In low doses, they can also be used to help sleep better.
Note: Benzodiazepine and non-benzodiazepine sleeping pills have several side effects. For example, they can slow reflexes and interfere with coordination during the day, increasing the risk of falls and fractures, especially in older people. In the long term, they risk causing physical and psychological dependence. Finally, the sleep induced by sleeping pills is less restorative, because these drugs shorten the period of REM sleep (the period during which dreams occur).
It is important to consult your doctor when you want to stop taking sleeping pills or tranquilizers to avoid suffering from a withdrawal syndrome. Cognitive behavioral therapy, according to one study, facilitates complete withdrawal from chronic insomniacs who have been taking benzodiazepines; it also improves the quality of sleep. The results were visible after 3 months of treatment.
For severe anxiety, depression, or any other psychological disorder, your doctor may prescribe antidepressants that will relieve insomnia. He or she can also refer the patient to a psychologist or psychiatrist.
If a physical health problem is the reason for insomnia, of course, you need to get adequate treatment for that particular problem.
In case of insomnia caused by pain, pain relievers may be used. However, some of them can cause insomnia. If so, don’t hesitate to ask your doctor to change the prescription.

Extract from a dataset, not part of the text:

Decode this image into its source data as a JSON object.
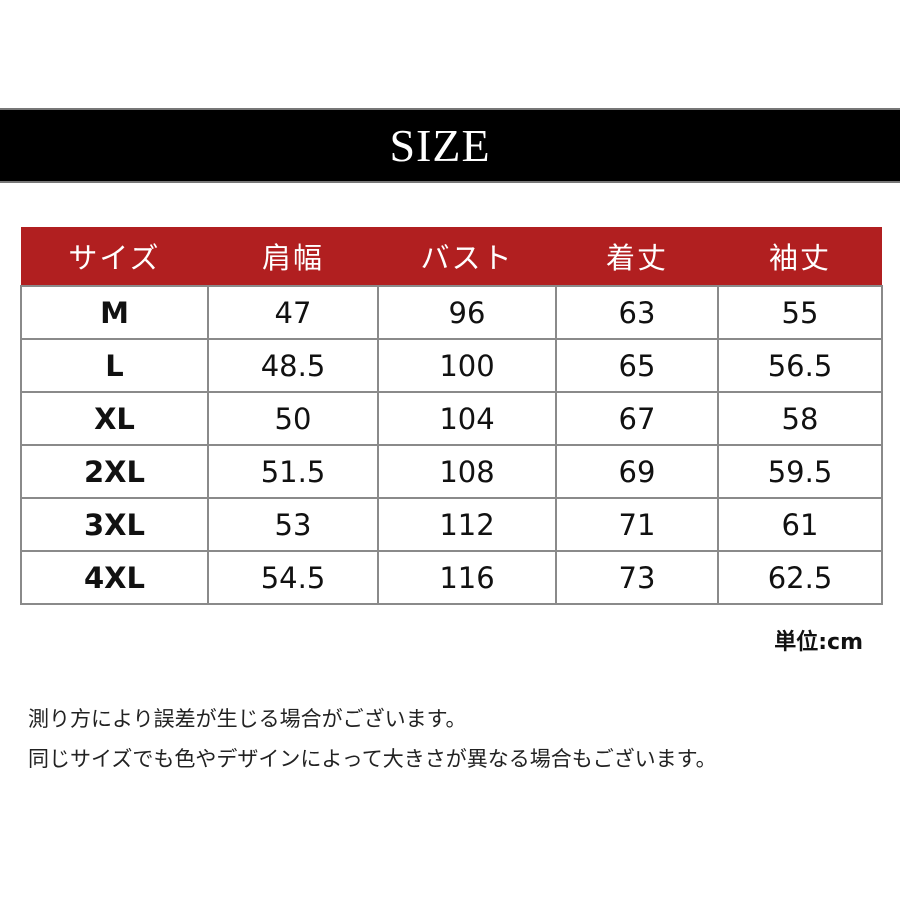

Caution: When experiencing insomnia, it is not recommended to use antihistamines that cause drowsiness to sleep better. These drugs have little effect on chronic insomnia. They can even trigger a state of wakefulness.
- Behavior therapy
According to the most recent studies, cognitive-behavioral psychotherapy is often more effective than medication in controlling insomnia. This therapy helps to deconstruct mistaken associations or beliefs fueling the distress associated with insomnia.

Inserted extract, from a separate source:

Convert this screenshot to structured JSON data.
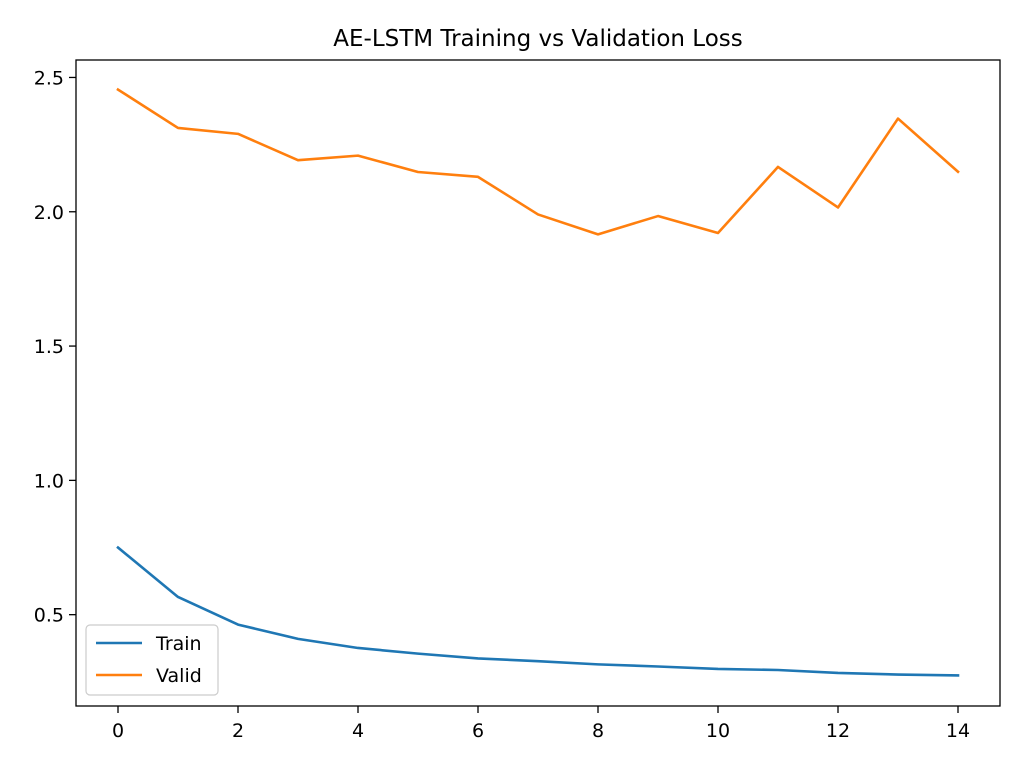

A personalized therapy can include:
- advice on sleep habits;
- work on unrealistic beliefs and thoughts related to insomnia or on the psychological causes of insomnia;
- learning a relaxation technique.
The number of sessions varies from person to person, but generally improvement is seen after 2 to 3 months of weekly treatments (8 to 12 sessions). Its efficiency rate would be 80% on average. People who are already taking sleeping pills may also benefit.

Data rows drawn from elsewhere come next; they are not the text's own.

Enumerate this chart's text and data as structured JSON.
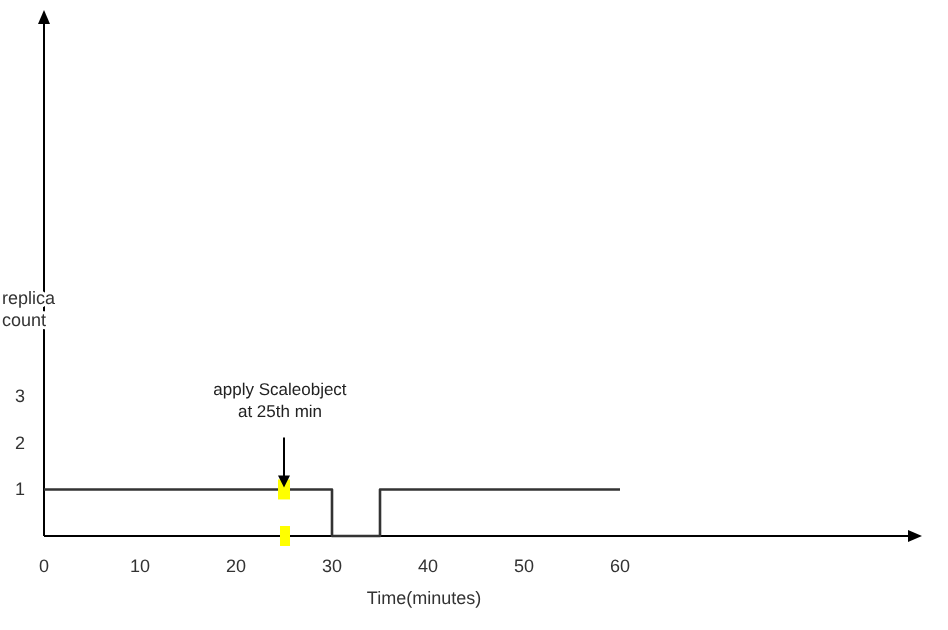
{
  "chart_data": {
    "type": "line",
    "xlabel": "Time(minutes)",
    "ylabel": "replica count",
    "x": [
      0,
      30,
      30,
      35,
      35,
      60
    ],
    "series": [
      {
        "color": "#333333",
        "values": [
          1,
          1,
          0,
          0,
          1,
          1
        ]
      }
    ],
    "xlim": [
      0,
      90
    ],
    "ylim": [
      0,
      11
    ],
    "xticks": [
      0,
      10,
      20,
      30,
      40,
      50,
      60
    ],
    "yticks": [
      1,
      2,
      3
    ],
    "annotations": [
      {
        "text": "apply Scaleobject\nat 25th min",
        "x": 25,
        "y": 1
      }
    ],
    "marker": "none",
    "line_style": "solid"
  }
}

Sleep is crucial… it’s anything but a waste of time!
Getting a good night’s sleep is important not only for feeling good and energetic, but also for enjoying good long-term health. During sleep, several physiological processes take place: liver and muscle tissues regenerate, the immune system rebuilds its strength, memory strengthens, etc. The secretion of growth hormones is highest during sleep. The brain also takes advantage of this respite to eliminate its “waste” thanks to antioxidants. However, not much is yet known about how sleep triggers these restorative mechanisms.